Через неделю ему сделали укол.
Снова появился очкастый Валентин Григорьевич. Велел встать, прижаться спиной к клетке и больно уколол в правую ягодицу.
Бродяга не стал спрашивать, что ему вкололи — охранник рядом с клеткой отбивал всякое желание задавать вопросы.
А ещё через сутки ему стало плохо.
Сначала навалилась тоска. Она неожиданно взяла железной рукой за небритый кадык, и больше не отпускала.
Бродяга неожиданно вспомнил дочку, которую не видел уже несколько лет.
Иришка с матерью жили недалеко — в Царском Селе. Можно и пешком добраться, если захотеть.
Но куда идти в рваном ботинке?
Пугать девочку синяками, тремором и перегаром?
Бродяга стал вспоминать, сколько исполнилось дочери. Четырнадцать, или шестнадцать?
Сбился, и в отчаянии скорчился в углу клетки, безнадёжно глядя сквозь прутья в широкую спину охранника.
Он не знал, сколько времени просидел так.
Приходил Валентин Григорьевич, озабоченно глядел на бродягу. Что-то спрашивал. Слова звучали глухо, как будто бродяга был под водой. Ничего не понятно.
Он старался удержать в памяти глаза дочери, её смех.
Но память как будто разваливалась. Всё ускользало, не оставляя следа.
Бродяге стало страшно. Но и страх быстро прошёл, уступил место полному отупению.
А потом пришёл тощий паренёк-сторож.
Как всегда поставил перед бродягой миску с едой. Вынес парашу, но не ушёл, а присел на корточки, глядя в лицо со страхом и любопытством.
Вот тут бродягу и накрыла ярость и животное желание вырваться.
Он не понимал, чем тощий так его разозлил. Да и думать не хотел.
Успел заметить изумление на лице парнишки, а затем резко вытянул лапу — лапу⁈ — и одним движением острого когтя вскрыл сторожу горло.
Тот даже отшатнуться не успел. Вскинул руки к шее и повалился на пол, заливая его кровью.

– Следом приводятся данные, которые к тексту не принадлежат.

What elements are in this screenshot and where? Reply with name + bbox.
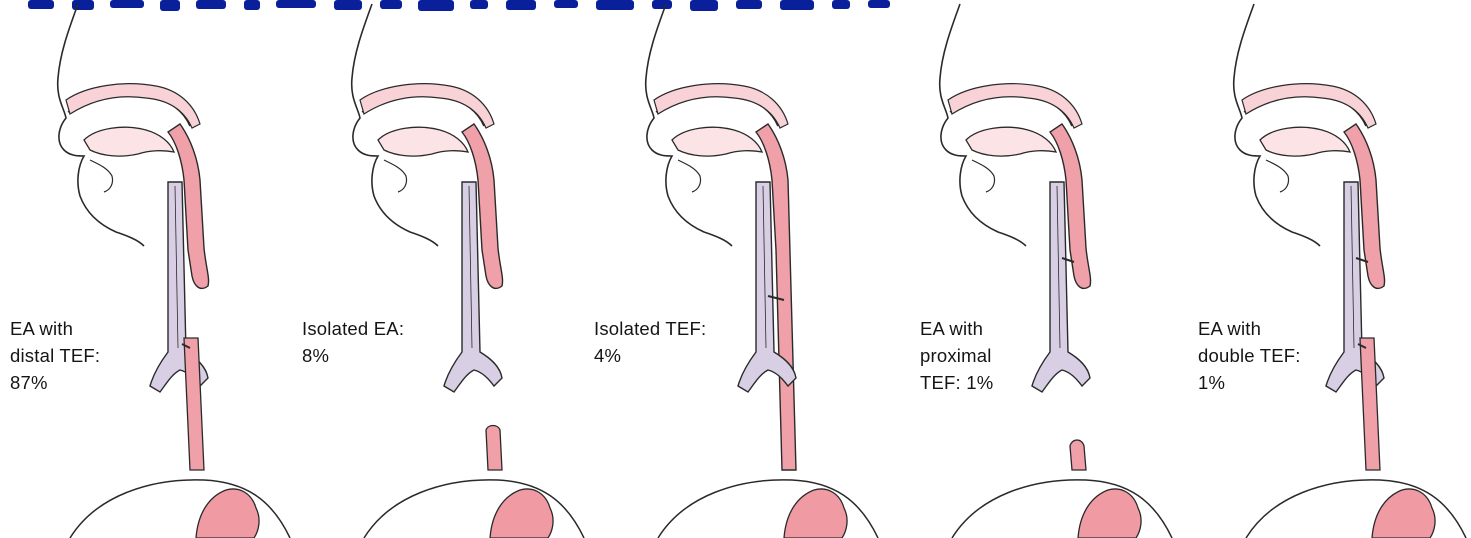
panel-caption: EA with double TEF: 1%	[1198, 316, 1348, 396]
head-profile-outline	[646, 4, 732, 246]
panel-caption: EA with distal TEF: 87%	[10, 316, 160, 396]
distal-esophagus	[1070, 440, 1086, 470]
stomach	[1372, 489, 1435, 538]
oral-cavity-outline	[1260, 127, 1350, 156]
oral-cavity-outline	[672, 127, 762, 156]
panel-ea-double-tef: EA with double TEF: 1%	[1176, 0, 1470, 538]
oral-cavity-outline	[84, 127, 174, 156]
stomach	[196, 489, 259, 538]
nasal-cavity	[66, 84, 200, 128]
mouth-curl	[972, 160, 995, 192]
oral-cavity-outline	[966, 127, 1056, 156]
nasal-cavity	[948, 84, 1082, 128]
nasal-cavity	[1242, 84, 1376, 128]
panel-caption: Isolated TEF: 4%	[594, 316, 744, 370]
head-profile-outline	[940, 4, 1026, 246]
nasal-cavity	[360, 84, 494, 128]
mouth-curl	[90, 160, 113, 192]
mouth-curl	[384, 160, 407, 192]
panel-ea-proximal-tef: EA with proximal TEF: 1%	[882, 0, 1176, 538]
stomach	[1078, 489, 1141, 538]
anatomy-illustration-isolated-tef	[588, 0, 882, 538]
head-profile-outline	[352, 4, 438, 246]
panel-caption: EA with proximal TEF: 1%	[920, 316, 1070, 396]
distal-esophagus	[1360, 338, 1380, 470]
anatomy-illustration-ea-double-tef	[1176, 0, 1470, 538]
head-profile-outline	[58, 4, 144, 246]
distal-esophagus	[184, 338, 204, 470]
head-profile-outline	[1234, 4, 1320, 246]
mouth-curl	[1266, 160, 1289, 192]
distal-esophagus	[486, 426, 502, 471]
mouth-curl	[678, 160, 701, 192]
anatomy-illustration-isolated-ea	[294, 0, 588, 538]
panel-isolated-ea: Isolated EA: 8%	[294, 0, 588, 538]
panel-isolated-tef: Isolated TEF: 4%	[588, 0, 882, 538]
panel-caption: Isolated EA: 8%	[302, 316, 452, 370]
anatomy-illustration-ea-proximal-tef	[882, 0, 1176, 538]
panel-ea-distal-tef: EA with distal TEF: 87%	[0, 0, 294, 538]
nasal-cavity	[654, 84, 788, 128]
anatomy-illustration-ea-distal-tef	[0, 0, 294, 538]
stomach	[784, 489, 847, 538]
stomach	[490, 489, 553, 538]
oral-cavity-outline	[378, 127, 468, 156]
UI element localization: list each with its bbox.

А бродяга выскочил через незапертую дверь клетки. И в эту секунду его разум рухнул окончательно.
Был ещё кто-то в белом халате, крики и запоздалые выстрелы. Бешеный бег по бетонному коридору, резко пахнущая железная громадина в гараже.
А затем — забор, который он перемахнул с разбега, и свобода.
Свобода!
* * *
Воспоминания бродяги сводили меня с ума.
Корчась на деревянном полу сарая, я боролся с ними.
Вот только силы были неравны.
На стороне бывшего бродяги была животная ярость голодной твари — неукротимая и беспощадная.
А на моей стороне — только желание жить.
Все клетки тела пошли враздрай. Они хотели меняться, перестраивались помимо моей воли, и я никак не мог это остановить.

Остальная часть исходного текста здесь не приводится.